Por outro lado, há mesmo uma profunda e real necessidade de encontrar formas de quebrar a barreira do silêncio – a nossa motivação na criação de uma linha aberta para denúncias. Nada de muito novo pois também La Diócesis de Salamanca «ruega e invita» a denunciar los abusos sexuales cometidos por sacerdotes. Nada que me parece pode chocar, antes procurar responder ao que P. António Ary, sj chama A ferida maior é o silêncio. Num texto originalmente publicado pelo portal dos Jesuítas em Portugal, Ponto SJ, e depois reproduzido no Observador, este sacerdote sublinha que “Tomar partido a favor da vítima não significa, naturalmente, assumir-se indiscriminadamente contra o alegado agressor, nem fazer julgamentos apressados. A caridade não dispensa, antes exige, a verdade.
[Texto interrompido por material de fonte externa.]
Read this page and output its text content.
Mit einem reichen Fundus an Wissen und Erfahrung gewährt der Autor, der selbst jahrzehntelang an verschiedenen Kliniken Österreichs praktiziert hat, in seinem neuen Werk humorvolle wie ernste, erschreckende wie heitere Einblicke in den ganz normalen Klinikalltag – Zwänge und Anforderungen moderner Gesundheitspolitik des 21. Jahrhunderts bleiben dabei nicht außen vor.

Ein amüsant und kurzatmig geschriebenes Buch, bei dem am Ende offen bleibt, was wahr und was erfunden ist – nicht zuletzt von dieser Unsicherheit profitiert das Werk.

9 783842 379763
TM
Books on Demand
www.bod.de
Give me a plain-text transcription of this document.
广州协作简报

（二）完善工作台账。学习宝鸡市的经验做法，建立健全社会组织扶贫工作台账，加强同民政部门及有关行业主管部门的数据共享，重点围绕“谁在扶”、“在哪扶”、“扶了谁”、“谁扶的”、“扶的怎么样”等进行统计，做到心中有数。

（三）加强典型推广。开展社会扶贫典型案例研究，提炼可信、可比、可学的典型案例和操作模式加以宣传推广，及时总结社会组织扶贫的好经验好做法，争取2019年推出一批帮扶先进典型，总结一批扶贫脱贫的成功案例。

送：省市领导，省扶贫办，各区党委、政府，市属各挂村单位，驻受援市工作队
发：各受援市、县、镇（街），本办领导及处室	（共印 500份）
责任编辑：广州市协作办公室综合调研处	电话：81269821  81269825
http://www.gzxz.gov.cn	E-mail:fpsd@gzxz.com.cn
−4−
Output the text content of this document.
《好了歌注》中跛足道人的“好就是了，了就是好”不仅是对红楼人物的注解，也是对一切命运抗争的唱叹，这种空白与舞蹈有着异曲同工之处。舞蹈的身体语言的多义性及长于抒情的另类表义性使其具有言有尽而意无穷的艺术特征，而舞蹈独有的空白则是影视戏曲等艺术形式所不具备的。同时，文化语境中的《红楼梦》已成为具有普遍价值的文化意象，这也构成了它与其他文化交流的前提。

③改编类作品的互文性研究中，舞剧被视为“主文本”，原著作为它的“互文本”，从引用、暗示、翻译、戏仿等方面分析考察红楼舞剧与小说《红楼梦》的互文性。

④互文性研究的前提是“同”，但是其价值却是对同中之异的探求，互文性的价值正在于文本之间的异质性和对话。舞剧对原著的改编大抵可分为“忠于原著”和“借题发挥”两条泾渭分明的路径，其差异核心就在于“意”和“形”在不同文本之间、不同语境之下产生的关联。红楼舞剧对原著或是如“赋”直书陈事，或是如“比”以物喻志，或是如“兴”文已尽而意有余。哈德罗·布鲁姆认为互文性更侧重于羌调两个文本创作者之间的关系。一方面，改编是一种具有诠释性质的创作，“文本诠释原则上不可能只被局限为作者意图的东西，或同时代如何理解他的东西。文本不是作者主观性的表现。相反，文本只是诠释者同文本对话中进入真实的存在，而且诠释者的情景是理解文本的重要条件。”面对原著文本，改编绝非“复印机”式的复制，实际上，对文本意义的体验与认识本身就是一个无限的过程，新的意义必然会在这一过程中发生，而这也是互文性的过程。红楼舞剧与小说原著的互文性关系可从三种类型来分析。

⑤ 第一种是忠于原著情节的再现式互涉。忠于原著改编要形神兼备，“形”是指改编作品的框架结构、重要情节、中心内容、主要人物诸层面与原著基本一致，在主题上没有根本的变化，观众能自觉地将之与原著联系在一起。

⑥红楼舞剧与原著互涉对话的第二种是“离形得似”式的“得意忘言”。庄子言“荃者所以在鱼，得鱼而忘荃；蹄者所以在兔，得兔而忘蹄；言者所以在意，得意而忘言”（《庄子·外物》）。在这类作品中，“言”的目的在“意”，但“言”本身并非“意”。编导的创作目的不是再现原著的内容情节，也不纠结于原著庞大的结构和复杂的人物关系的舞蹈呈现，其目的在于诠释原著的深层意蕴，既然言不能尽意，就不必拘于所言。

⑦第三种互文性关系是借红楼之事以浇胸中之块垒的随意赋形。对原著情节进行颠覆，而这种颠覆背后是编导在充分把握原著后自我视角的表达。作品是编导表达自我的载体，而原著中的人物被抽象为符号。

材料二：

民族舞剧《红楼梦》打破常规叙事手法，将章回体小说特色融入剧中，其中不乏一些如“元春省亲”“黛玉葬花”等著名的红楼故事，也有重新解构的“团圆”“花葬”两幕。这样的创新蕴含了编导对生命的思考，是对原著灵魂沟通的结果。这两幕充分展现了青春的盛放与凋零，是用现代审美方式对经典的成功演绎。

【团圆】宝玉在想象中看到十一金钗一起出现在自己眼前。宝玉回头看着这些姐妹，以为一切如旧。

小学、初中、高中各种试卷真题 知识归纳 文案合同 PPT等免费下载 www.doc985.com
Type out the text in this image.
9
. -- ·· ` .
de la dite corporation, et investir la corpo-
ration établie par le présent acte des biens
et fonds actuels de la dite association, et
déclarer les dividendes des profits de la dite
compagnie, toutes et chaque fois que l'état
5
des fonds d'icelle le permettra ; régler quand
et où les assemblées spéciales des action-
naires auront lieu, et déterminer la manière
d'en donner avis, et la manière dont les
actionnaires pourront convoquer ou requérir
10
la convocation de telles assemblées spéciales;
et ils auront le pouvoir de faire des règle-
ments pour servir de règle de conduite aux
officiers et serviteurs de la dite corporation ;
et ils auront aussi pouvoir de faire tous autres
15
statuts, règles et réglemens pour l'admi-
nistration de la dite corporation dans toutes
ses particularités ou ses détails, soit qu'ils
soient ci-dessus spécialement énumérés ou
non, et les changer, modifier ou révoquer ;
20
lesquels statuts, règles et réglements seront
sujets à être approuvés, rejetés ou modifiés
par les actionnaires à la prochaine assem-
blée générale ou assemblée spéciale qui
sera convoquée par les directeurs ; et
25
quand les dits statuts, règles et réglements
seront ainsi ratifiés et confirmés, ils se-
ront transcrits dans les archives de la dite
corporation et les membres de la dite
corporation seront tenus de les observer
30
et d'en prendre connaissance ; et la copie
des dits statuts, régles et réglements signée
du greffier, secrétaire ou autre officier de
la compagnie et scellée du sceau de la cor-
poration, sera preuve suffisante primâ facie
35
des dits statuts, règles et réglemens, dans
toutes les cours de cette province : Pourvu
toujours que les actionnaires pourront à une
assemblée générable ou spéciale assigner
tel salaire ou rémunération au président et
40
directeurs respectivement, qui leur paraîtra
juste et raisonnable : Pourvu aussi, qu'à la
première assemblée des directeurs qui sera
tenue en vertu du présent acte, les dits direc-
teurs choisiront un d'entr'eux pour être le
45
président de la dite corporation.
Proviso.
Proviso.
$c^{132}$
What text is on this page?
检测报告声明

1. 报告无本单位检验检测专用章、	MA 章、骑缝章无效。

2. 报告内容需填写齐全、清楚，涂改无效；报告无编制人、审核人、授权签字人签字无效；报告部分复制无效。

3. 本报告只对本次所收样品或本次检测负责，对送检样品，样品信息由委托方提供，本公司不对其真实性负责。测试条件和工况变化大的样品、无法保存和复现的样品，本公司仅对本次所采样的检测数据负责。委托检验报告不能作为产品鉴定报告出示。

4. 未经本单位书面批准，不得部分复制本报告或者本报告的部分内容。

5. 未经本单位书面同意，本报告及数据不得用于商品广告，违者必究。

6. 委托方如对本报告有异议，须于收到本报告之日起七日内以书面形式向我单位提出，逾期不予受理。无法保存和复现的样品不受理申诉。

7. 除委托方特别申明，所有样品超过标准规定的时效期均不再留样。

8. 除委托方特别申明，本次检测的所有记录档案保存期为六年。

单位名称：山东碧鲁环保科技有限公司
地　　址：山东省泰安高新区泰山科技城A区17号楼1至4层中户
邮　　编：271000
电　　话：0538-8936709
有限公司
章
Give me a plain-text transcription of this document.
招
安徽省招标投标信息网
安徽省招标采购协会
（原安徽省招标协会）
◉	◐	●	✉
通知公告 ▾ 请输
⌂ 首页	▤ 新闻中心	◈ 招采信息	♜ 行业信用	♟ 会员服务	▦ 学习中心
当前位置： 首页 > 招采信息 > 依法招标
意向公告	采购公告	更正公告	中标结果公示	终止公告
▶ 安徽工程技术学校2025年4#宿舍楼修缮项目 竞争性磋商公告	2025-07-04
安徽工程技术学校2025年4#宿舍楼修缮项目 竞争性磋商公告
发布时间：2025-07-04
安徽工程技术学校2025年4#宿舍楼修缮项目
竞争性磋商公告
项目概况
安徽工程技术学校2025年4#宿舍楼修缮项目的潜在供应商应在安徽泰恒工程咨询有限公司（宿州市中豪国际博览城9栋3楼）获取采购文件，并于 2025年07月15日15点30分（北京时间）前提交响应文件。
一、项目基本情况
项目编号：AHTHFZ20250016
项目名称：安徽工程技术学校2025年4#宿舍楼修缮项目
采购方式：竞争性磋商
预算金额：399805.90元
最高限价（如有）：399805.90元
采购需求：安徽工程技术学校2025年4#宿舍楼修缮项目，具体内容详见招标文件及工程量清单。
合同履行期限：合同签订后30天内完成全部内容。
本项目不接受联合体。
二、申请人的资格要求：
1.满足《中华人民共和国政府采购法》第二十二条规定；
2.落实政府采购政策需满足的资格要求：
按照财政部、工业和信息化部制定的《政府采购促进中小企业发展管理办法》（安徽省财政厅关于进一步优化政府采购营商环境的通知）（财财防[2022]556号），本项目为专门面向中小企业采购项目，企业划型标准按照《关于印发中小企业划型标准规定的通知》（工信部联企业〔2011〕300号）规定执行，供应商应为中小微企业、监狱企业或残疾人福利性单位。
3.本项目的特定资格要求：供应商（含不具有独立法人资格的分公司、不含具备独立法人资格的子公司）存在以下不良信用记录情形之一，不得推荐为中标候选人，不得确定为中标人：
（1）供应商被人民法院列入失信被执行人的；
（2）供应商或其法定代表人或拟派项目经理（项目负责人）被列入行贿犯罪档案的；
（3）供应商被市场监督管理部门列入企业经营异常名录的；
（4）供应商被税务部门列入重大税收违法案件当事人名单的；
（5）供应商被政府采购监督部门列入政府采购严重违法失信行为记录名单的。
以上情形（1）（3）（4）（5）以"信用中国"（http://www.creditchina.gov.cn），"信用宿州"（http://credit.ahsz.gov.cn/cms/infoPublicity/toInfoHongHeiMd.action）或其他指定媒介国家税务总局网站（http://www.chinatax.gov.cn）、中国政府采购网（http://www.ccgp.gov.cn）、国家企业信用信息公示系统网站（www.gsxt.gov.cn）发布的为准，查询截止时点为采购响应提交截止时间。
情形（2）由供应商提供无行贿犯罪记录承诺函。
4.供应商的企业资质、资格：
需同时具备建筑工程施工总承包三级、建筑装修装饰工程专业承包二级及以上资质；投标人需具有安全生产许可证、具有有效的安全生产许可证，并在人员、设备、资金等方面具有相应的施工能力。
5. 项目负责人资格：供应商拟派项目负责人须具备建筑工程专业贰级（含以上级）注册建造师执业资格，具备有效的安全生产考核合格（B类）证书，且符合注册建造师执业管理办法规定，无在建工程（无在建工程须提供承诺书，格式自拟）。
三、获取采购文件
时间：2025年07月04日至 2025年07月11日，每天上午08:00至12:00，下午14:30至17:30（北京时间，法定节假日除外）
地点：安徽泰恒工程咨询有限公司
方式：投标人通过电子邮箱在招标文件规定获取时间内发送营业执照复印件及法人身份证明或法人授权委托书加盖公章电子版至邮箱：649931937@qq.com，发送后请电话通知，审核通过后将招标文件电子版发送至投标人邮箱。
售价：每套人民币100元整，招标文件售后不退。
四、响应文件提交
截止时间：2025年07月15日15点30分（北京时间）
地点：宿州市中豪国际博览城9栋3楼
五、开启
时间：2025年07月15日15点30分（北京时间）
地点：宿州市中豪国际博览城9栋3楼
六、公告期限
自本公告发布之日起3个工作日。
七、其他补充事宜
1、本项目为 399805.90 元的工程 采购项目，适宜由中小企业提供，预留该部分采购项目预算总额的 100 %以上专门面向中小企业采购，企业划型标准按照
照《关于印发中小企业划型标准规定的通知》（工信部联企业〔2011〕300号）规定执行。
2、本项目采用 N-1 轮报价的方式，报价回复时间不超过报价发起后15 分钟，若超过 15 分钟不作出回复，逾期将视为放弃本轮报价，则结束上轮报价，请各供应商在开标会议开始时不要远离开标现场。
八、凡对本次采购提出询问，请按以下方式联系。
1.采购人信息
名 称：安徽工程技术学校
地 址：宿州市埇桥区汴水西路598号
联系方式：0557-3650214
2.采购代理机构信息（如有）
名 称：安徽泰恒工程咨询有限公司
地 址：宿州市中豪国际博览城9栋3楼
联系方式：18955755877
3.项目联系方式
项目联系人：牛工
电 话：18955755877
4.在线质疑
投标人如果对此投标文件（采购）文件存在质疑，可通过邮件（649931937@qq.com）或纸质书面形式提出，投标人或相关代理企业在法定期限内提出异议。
Esta exigência supõe que nenhuma denúncia fique sem resposta, que todas as notícias de um potencial abuso sejam investigadas, tal como, aliás, requer o direito canónico e todos os protocolos que têm vindo a ser adotados.”
 
 Deixo-vos ainda mais uma referência a reforçar este ponto, a da crónica de Laurinda Alves também no Observador, Igreja segura, tolerância zero : “A primeira lição que devemos aprender e ensinar é a de não guardar silêncio. Quem cala nunca se protege a si mesmo, só está a proteger o agressor. Nesta lógica, temos que criar mecanismos para ajudar a quebrar o silêncio que muitas vezes se perpetua durante anos.”
 
Dito tudo isto é preciso estar consciente que se muito caminho já foi percorrido, muito caminho há ainda por percorrer, muitos casos haverá ainda por revelar, muitas dores por aliviar, muitos crimes por castigar. O Papa Francisco nem sequer começou por ter a melhor das abordagens a este dossier (recordemos as polémicas da viagem do Chile, por exemplo), mas do encontro destes dias podem sair orientações muito importantes. Há, contudo, que moderar euforias. Daniel Verdú, especialista do El Pais, recorda-nos em Una crisis vaticana en cuatro actos aquilo que muitas vezes esquecemos: é que nem sempre o mediatismo e a popularidade correspondem a reais reformas. Eis o núcleo do seu argumento: “El gran reformador, como lo definió su biógrafo, Austen Ivereigh, sigue sin sacar adelante cuatro de las grandes transformaciones que anunció a su llegada: las finanzas, la reforma de la curia, la comunicación y la lucha contra la pederastia. Ha habido un sinfín de cambios en los dicasterios, pero tras seis años, es difícil encontrar un relato unitario más allá del valioso acercamiento a los pobres y a los migrantes, que le ha convertido en un importante actor político frente a las embestidas del populismo de Donald Trump o Matteo Salvini.”
 
Termino este Macroscópio algo atípico – como referi de entrada, com muito mais Observador do que o habitual – com uma nota de alguma tristeza. Sinto sinceramente que a investigação que realizámos devia ter suscitado um debate mais aberto em Portugal, mesmo que fosse para a criticar. Suspeito que algum desse debate não ultrapassou a surdina. Temo que o natural incómodo tenha levado muitos a preferir o silêncio, quando é o silêncio que se pede para quebrar.
 
Mas tenham um bom fim de semana. O sol parece que vai ajudar.